Sports Analytics — Generating Actionable Insights using Cricket Commentary

Aravind Pai
Analytics Vidhya
Published in
11 min readFeb 24, 2020

Overview

1. What is sports analytics? What are the different use cases of sports analytics? We answer these questions here

2. Understand how sports analytics can impact sports like cricket, football, and tennis

3. We’ll work on a fascinating sports analytics use case — analyzing India’s performance using cricket commentary data!

Introduction

The scope of professional sports has changed over the years. I remember watching every minute of the 2003 Cricket World Cup and spending every waking minute tracking statistics, like the total runs scored, highest run-scorer, highest run rate, and so on.

It was fairly rudimentary stuff but enough to keep me glued to the screen. How times have changed since then!

Sports analytics is quickly becoming mainstream. Media outlets and leading sports websites regularly curate statistics, produce deep technical insights, and add a whole new level of analysis we haven’t seen before.

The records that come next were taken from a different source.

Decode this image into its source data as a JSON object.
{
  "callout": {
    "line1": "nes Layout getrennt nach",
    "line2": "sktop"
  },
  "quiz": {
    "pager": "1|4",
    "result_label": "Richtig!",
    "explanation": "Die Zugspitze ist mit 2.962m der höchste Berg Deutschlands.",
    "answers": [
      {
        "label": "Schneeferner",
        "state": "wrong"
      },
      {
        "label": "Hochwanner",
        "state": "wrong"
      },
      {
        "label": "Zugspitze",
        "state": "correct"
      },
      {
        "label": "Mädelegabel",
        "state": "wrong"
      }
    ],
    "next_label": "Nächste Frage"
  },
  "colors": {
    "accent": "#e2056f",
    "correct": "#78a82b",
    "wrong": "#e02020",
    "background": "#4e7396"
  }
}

We can now answer questions like the below ones with a high degree of confidence:

  • Sports analytics in cricket: What is the probability of the team winning a match while batting first and second?
  • Sports analytics in football: What is the expected outcome of a shot taken from the left side of the penalty area?
  • Sports analytics in tennis: Where should you place your services based on the return statistics of your opponent

And so on. Honestly, the sky is the limit when it comes to sports analytics use cases. I’m a sports lover and I’m always looking out for applications where I can apply my analytics and machine learning knowledge to improve the team strategy as well as fan experience.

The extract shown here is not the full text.